Cherreads

Chapter 40 - Chapter 14.2 : The Trip North

Outside the windows, the light went.

It happened in the way that wrong things happened — gradually and then suddenly, the way the temperature in a room dropped before you identified the reason. The grey afternoon deepened past what the clouds could account for. The carriage felt colder in a way that was not the cold of open windows or mechanical failure. It was a cold that came from somewhere less explicable than either.

"Something's wrong," Hermione said, quietly.

Ron set down the book he had been reading and looked at the window. The glass had a quality it hadn't had before — not quite frost, not quite shadow, but both of those things at a level that existed beneath the physical.

Lupin had already moved. He was on his feet in the smooth, unhurried way of someone who had trained himself not to betray the urgency that was actually present, looking toward the corridor with the focused attention of someone who had encountered this before and knew exactly what it was.

"Stay in your seats," he said. Not loudly. With the specific authority of someone who didn't raise their voice because they didn't need to.

The compartment door slid open anyway.

What filled the doorway was not quite there in the way that things in the physical world were there. It was tall and robed and the cold that came off it was not temperature but something that operated on a different system entirely — the cold of the specific conviction that nothing good had ever happened or would happen, that the warmth you remembered was something you had imagined, that the people you loved were gone or would be gone and the distance between those two things was not as significant as you had believed.

He was not unprepared for it, which was not the same as being unaffected by it.

He pressed the Occlumency down around his thoughts like a closed room and breathed and felt the cold try to find purchase on something and find the surface he had constructed and slide off it. Not entirely. Not without effort. But enough that he could observe what was happening rather than being consumed by it.

Harry made a sound.

It was not a sound Ron had heard before — low and involuntary, the sound of someone for whom the Dementor had found the specific thing it was looking for, which was different for every person and worse for some than for others. Harry's worse was a category unto itself.

Lupin was already in motion. He stepped between the Dementor and the compartment with a Patronus casting in progress — the silver light building in his wand with the practiced ease of someone for whom the first step was automatic — and Ron watched it with the focused attention he brought to everything he wanted to learn. The wand movement. The incantation. The light that followed it.

The Dementor retreated.

The cold receded by degrees, which was not the same as leaving entirely but was enough.

Harry had gone the grey-white of someone whose blood had done something involuntary, and he was no longer sitting upright. Ron caught him before he could slide off the seat — more reflex than decision, one arm across his shoulders, steadying — and Hermione had already produced chocolate from somewhere with the efficiency of someone who had read extensively about Dementor exposure and had prepared accordingly.

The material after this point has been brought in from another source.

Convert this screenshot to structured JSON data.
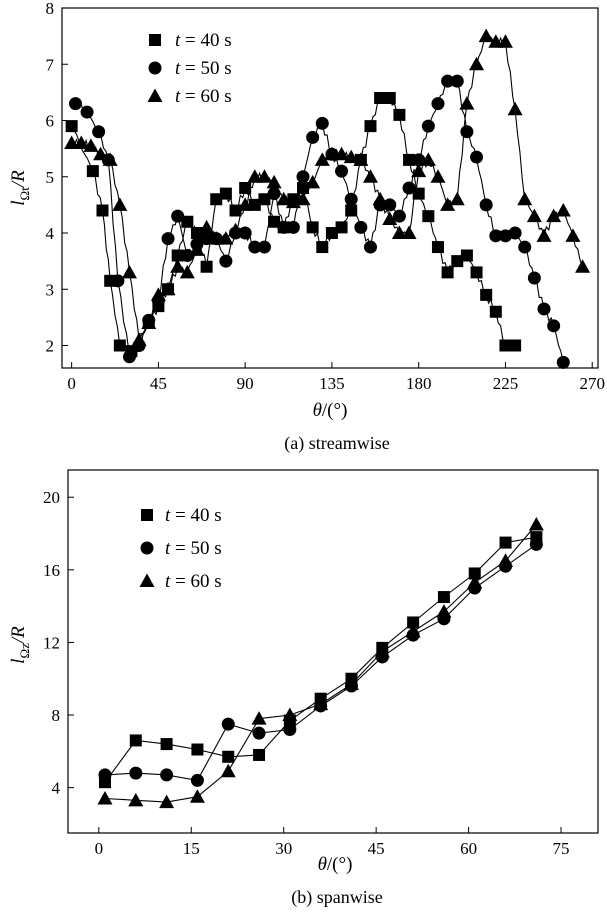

"Here," she said, breaking off a piece. "Eat this. It helps."

Lupin settled back into his seat with the contained quality of someone managing their own response with professional thoroughness. He reached into his battered case and produced a significantly larger bar. "Honeydukes' best," he confirmed, breaking off pieces and distributing them with the matter-of-fact generosity of someone who had decided chocolate was going to be distributed and was distributing it. "I've found the quality matters."

Harry ate the chocolate with the slightly dazed quality of someone returning from somewhere they hadn't chosen to go. Colour came back to his face by degrees.

"I heard something," Harry said, eventually. "When it came in. A voice."

Lupin looked at him with the careful attention of someone who had heard this before and was present with it rather than managing it from a distance. "Yes," he said, quietly. "That happens. Particularly for people who have experienced significant loss."

Harry was quiet. He wasn't going to say what he'd heard, which was a decision Ron respected.

"The Dementors will be searching the trains for Pettigrew," Lupin said, to the compartment in general, with the directness of someone who had decided information was more useful than the pretence that nothing had occurred. "They won't be a fixture at the school itself — Professor Dumbledore has made that clear. But they will be present at certain perimeters, Hogsmeade station among them." He paused. "Chocolate remains relevant."

Ron took a photograph of the condensation on the window — what the cold had left behind on the glass. He wasn't entirely sure why, except that the summer had taught him that the photographs worth having were not always the obvious ones.

He put the camera away and ate his chocolate and watched the English countryside gradually remember what light was supposed to look like.